Каким бы ни был усталым, переполненным прежними событиями, Башлыков несколько минут не находил места от волнения. Встал, закурил, затянулся, аж зашелся кашлем. Нетерпеливо, раздраженно заходил по комнате. «Родственник товарищ Шепель!» Товарищ Шепель! Пан Шепель! Хозяин некогда большой аптеки. И модного парфюмерного магазина! Нэпман, торгаш, известный всему городу!
Всего, кажется, можно было ожидать от этого балбеса, от Бориса. А такого не ждал. Додуматься не додумался б! «Родственник товарища Шепеля! Товарищ Шепель!» Секретарь райкома — родственник Шепеля, нэпмана, пройдохи!

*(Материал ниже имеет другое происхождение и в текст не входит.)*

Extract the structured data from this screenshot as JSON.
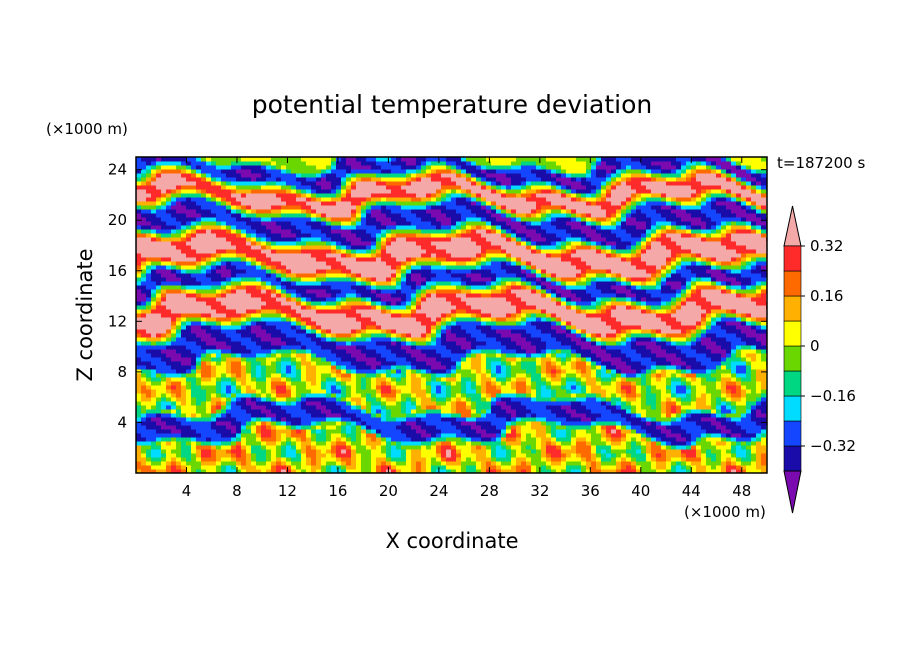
{
  "chart_data": {
    "type": "heatmap",
    "title": "potential temperature deviation",
    "xlabel": "X coordinate",
    "ylabel": "Z coordinate",
    "x_unit": "(×1000 m)",
    "y_unit": "(×1000 m)",
    "time_label": "t=187200 s",
    "xlim": [
      0,
      50
    ],
    "ylim": [
      0,
      25
    ],
    "x_ticks": [
      4,
      8,
      12,
      16,
      20,
      24,
      28,
      32,
      36,
      40,
      44,
      48
    ],
    "y_ticks": [
      4,
      8,
      12,
      16,
      20,
      24
    ],
    "colorbar": {
      "levels": [
        -0.4,
        -0.32,
        -0.24,
        -0.16,
        -0.08,
        0,
        0.08,
        0.16,
        0.24,
        0.32,
        0.4
      ],
      "tick_values": [
        0.32,
        0.16,
        0,
        -0.16,
        -0.32
      ],
      "tick_labels": [
        "0.32",
        "0.16",
        "0",
        "−0.16",
        "−0.32"
      ],
      "colors": [
        "#7a0ab0",
        "#1a0ca8",
        "#1446ff",
        "#00dcff",
        "#00d782",
        "#6ad800",
        "#ffff00",
        "#ffb000",
        "#ff6a00",
        "#ff2a2a",
        "#f5a8a8"
      ]
    },
    "bands": [
      {
        "z_bottom": 0.0,
        "z_top": 3.0,
        "level": 0.05,
        "pattern": "mixed"
      },
      {
        "z_bottom": 3.0,
        "z_top": 5.5,
        "level": -0.35,
        "pattern": "layer"
      },
      {
        "z_bottom": 5.5,
        "z_top": 8.5,
        "level": 0.0,
        "pattern": "mixed"
      },
      {
        "z_bottom": 8.5,
        "z_top": 11.5,
        "level": -0.36,
        "pattern": "layer"
      },
      {
        "z_bottom": 11.5,
        "z_top": 14.0,
        "level": 0.36,
        "pattern": "layer"
      },
      {
        "z_bottom": 14.0,
        "z_top": 16.0,
        "level": -0.36,
        "pattern": "layer"
      },
      {
        "z_bottom": 16.0,
        "z_top": 18.5,
        "level": 0.36,
        "pattern": "layer"
      },
      {
        "z_bottom": 18.5,
        "z_top": 21.0,
        "level": -0.36,
        "pattern": "layer"
      },
      {
        "z_bottom": 21.0,
        "z_top": 23.0,
        "level": 0.36,
        "pattern": "layer"
      },
      {
        "z_bottom": 23.0,
        "z_top": 25.0,
        "level": -0.36,
        "pattern": "layer"
      }
    ]
  }
}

С ума он спятил, что ли, дурак этот? Додумался — из тысяч девчат, хороших, дочерей рабочих, выбрать такую спутницу! Как нарочно! Да и нарочно, если б хотел, не додумался бы! Если б раньше, года два-три!.. Понять еще как-то можно было бы! А теперь, теперь!.. Понять можно, он видел Лизу Шепель, знал эту красотку. Но делать такую глупость в теперешнее время, когда идет такое наступление! Поставить себя и его, брата, в такое положение!
Он подумал, как отзовутся на все это друзья там, в Гомеле. Загодя представил, что чуть не каждый будет обвинять его, Башлыкова. Не воспитал как следует. Своего младшего брата не смог воспитать! Руководитель!.. Будут обвинять — и справедливо! Не воспитал! Не смог!
Пришло в голову: теперь каждый раз, рассказывая о себе, он должен будет сообщать об этом. Объяснять в анкетах, в автобиографиях. Вписывать в свою жизнь! Которую он хотел прожить чисто! И был чистым до сих пор!..
Все так спуталось, что его вдруг взяло отчаяние. Черт знает что за ночь! Злобные лица на собрании. Полный провал в Глинищах. Боль от вести про Лену. И, наконец, это: родственник пана Шепеля! Все вместе сошлось отовсюду!
Не было уже сил ни думать, ни терпеть это. Он вдруг перестал мерить шагами кабинет, бросил окурок. Ткнул в чернильницу. Решительно оборвал себя: хватит на сегодня!
Достал из шкафа подшивку газеты, свернул, положил под голову. Снял с вешалки пальто, шапку, подошел к столу. Прикрутил фитиль, дунул в лампу.